Did they train on my music? How to check and opt out

You usually cannot prove a model trained on your songs, but you are not without moves. There are four concrete steps: search the surfaces you can, read any hit for exactly what it is worth, opt out so compliant trainers skip you from now on, and protect and document what you release next. None of it is a courtroom result, and together it is still the strongest position a musician can hold today.

Step 1: search the surfaces you can

Start with what is actually searchable, which is your images rather than your audio. Spawning’s “Have I Been Trained” indexes LAION-5B, a public image-text dataset, so it can surface your cover art, promotional stills and music-video frames, but it does not index sound. Run every visual asset tied to a release through it and log each hit with the file name, the date, and a screenshot. A match does not show that a model learned your track, but it does establish that your material was scraped into a public set, which is worth knowing on its own. For the audio itself there is no consumer dataset-search tool, so this step stops at the edge of sound, and that gap is a limit of the tooling, not of your diligence.

It helps to treat a single release as many separate assets. The master, the stems, the cover art, the press photos, and the video frames are all distinct files, and public search tools mostly see the visual ones. Check every image surface you have, because those are the assets an index can actually find, and accept that the recording itself is the part you cannot yet audit this way.

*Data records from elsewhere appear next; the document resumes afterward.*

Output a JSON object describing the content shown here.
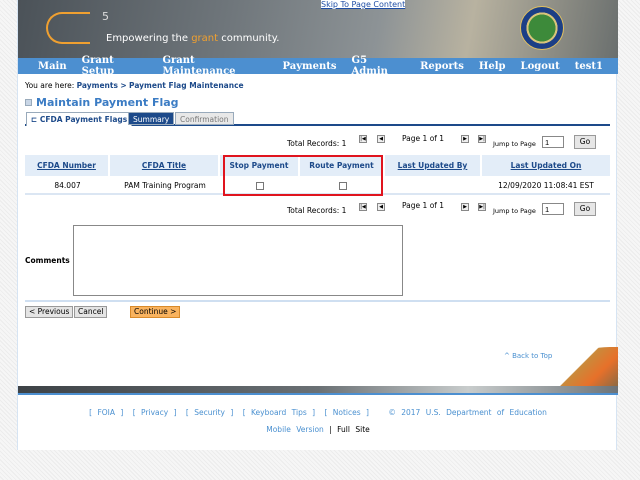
{
  "header": {
    "skip_link": "Skip To Page Content",
    "logo_number": "5",
    "tagline_pre": "Empowering the ",
    "tagline_accent": "grant",
    "tagline_post": " community."
  },
  "nav": [
    "Main",
    "Grant Setup",
    "Grant Maintenance",
    "Payments",
    "G5 Admin",
    "Reports",
    "Help",
    "Logout",
    "test1"
  ],
  "breadcrumb": {
    "prefix": "You are here: ",
    "items": [
      "Payments",
      ">",
      "Payment Flag Maintenance"
    ]
  },
  "page_title": "Maintain Payment Flag",
  "tabs": [
    "CFDA Payment Flags",
    "Summary",
    "Confirmation"
  ],
  "pager": {
    "total": "Total Records: 1",
    "page": "Page 1 of 1",
    "jump_label": "Jump to Page",
    "jump_value": "1",
    "go": "Go"
  },
  "table": {
    "headers": [
      "CFDA Number",
      "CFDA Title",
      "Stop Payment",
      "Route Payment",
      "Last Updated By",
      "Last Updated On"
    ],
    "rows": [
      {
        "cfda": "84.007",
        "title": "PAM Training Program",
        "stop": false,
        "route": false,
        "by": "",
        "on": "12/09/2020 11:08:41 EST"
      }
    ]
  },
  "comments_label": "Comments",
  "buttons": {
    "previous": "< Previous",
    "cancel": "Cancel",
    "continue": "Continue >"
  },
  "back_to_top": "^ Back to Top",
  "footer": {
    "links": [
      "[ FOIA ]",
      "[ Privacy ]",
      "[ Security ]",
      "[ Keyboard Tips ]",
      "[ Notices ]"
    ],
    "copyright": "© 2017 U.S. Department of Education",
    "mobile": "Mobile Version",
    "sep": "|",
    "full": "Full Site"
  },
  "colors": {
    "nav": "#4c8fd0",
    "accent": "#f0a030",
    "highlight": "#e0141e",
    "continue": "#f9b35f"
  }
}
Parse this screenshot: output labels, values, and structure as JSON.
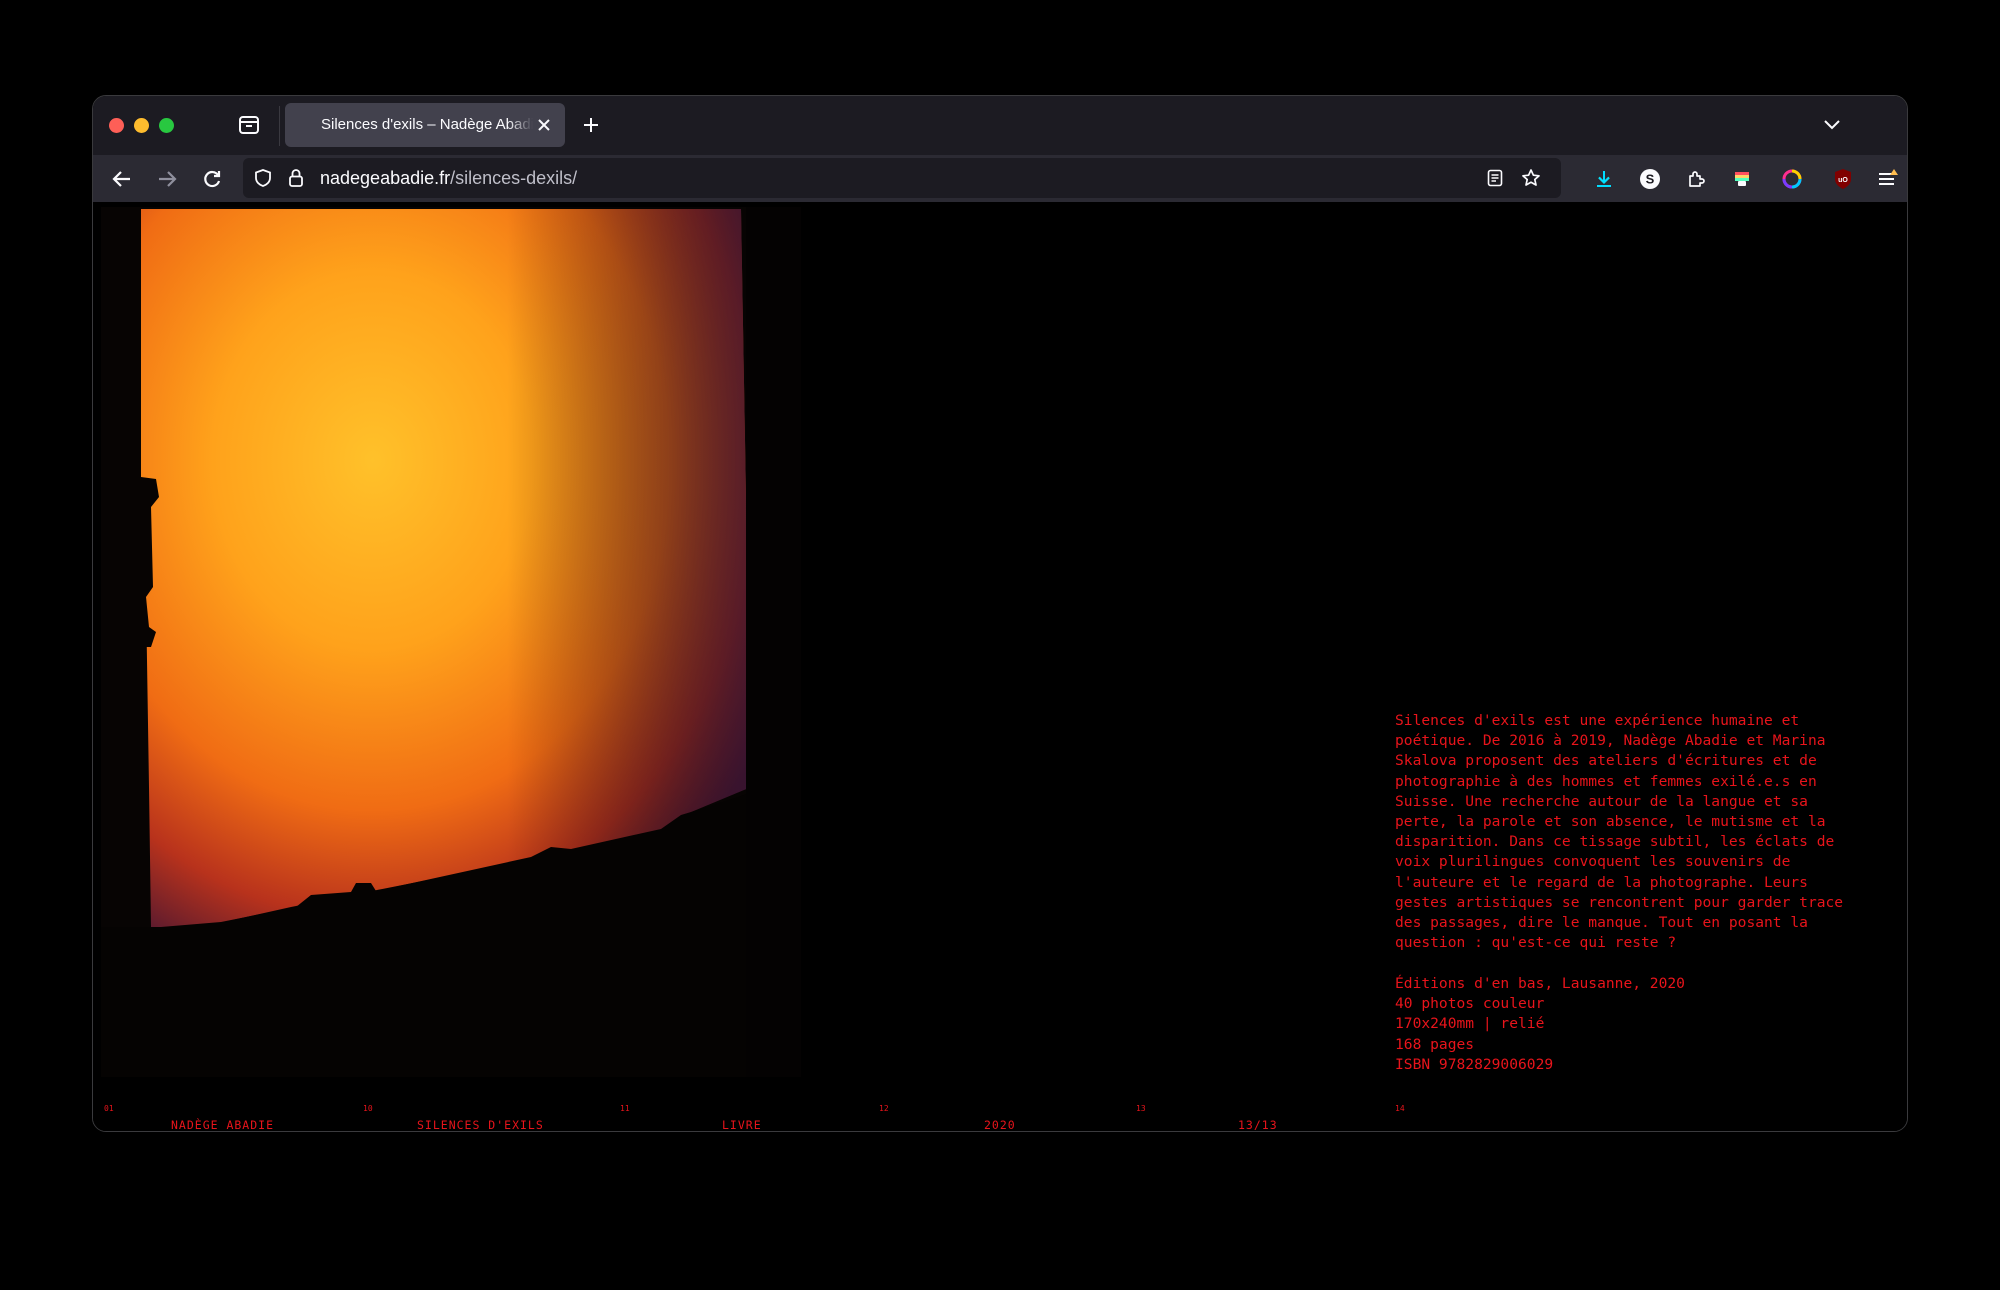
{
  "browser": {
    "tab_title": "Silences d'exils – Nadège Abadie",
    "url_domain": "nadegeabadie.fr",
    "url_path": "/silences-dexils/",
    "accent_color": "#e8141b"
  },
  "page": {
    "description": "Silences d'exils est une expérience humaine et\npoétique. De 2016 à 2019, Nadège Abadie et Marina\nSkalova proposent des ateliers d'écritures et de\nphotographie à des hommes et femmes exilé.e.s en\nSuisse. Une recherche autour de la langue et sa\nperte, la parole et son absence, le mutisme et la\ndisparition. Dans ce tissage subtil, les éclats de\nvoix plurilingues convoquent les souvenirs de\nl'auteure et le regard de la photographe. Leurs\ngestes artistiques se rencontrent pour garder trace\ndes passages, dire le manque. Tout en posant la\nquestion : qu'est-ce qui reste ?",
    "publication": {
      "publisher": "Éditions d'en bas, Lausanne, 2020",
      "photos": "40 photos couleur",
      "format": "170x240mm | relié",
      "pages": "168 pages",
      "isbn": "ISBN 9782829006029"
    },
    "footer": [
      {
        "num": "01",
        "label": "NADÈGE ABADIE"
      },
      {
        "num": "10",
        "label": "SILENCES D'EXILS"
      },
      {
        "num": "11",
        "label": "LIVRE"
      },
      {
        "num": "12",
        "label": "2020"
      },
      {
        "num": "13",
        "label": "13/13"
      },
      {
        "num": "14",
        "label": ""
      }
    ]
  }
}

Step 2: read a hit for what it is worth

A dataset hit is a lead, not a verdict. Membership inference, the general technique behind any claim that your data was used, was introduced by Shokri, Stronati, Song and Shmatikov (IEEE S&P 2017), who framed the problem as, “given a data record and black-box access to a model, determine if the record was in the model’s training dataset.” The catch is that on real systems this cannot be made reliable. A 2025 position paper by Zhang, Das, Kamath and Tramèr (IEEE SaTML 2025) is titled, flatly, “Membership Inference Attacks Cannot Prove that a Model Was Trained On Your Data,” because such tests lack a provably low false-positive rate on production models. Mukherjee, Xu, Trivedi, Patowary and Lavista Ferres (PoPETs 2021) showed with privGAN that generative adversarial networks, the family behind several music generators, do leak a membership signal, but that remains a lab demonstration rather than a proof tool you can point at a commercial system. So if a service offers to upload your song and prove training use, ask for its false-positive rate, the model it tested, and the access it had before you trust the answer. There is one narrow exception worth knowing: data extraction, as Carlini, Tramèr, Wallace, Jagielski, Herbert-Voss, Lee, Roberts, Brown, Song, Erlingsson, Oprea and Raffel (USENIX Security 2021) demonstrated by pulling memorized text out of a language model, which for music would mean a system reproducing your specific recording rather than merely generating in your style. That is rare evidence, not a routine audit path.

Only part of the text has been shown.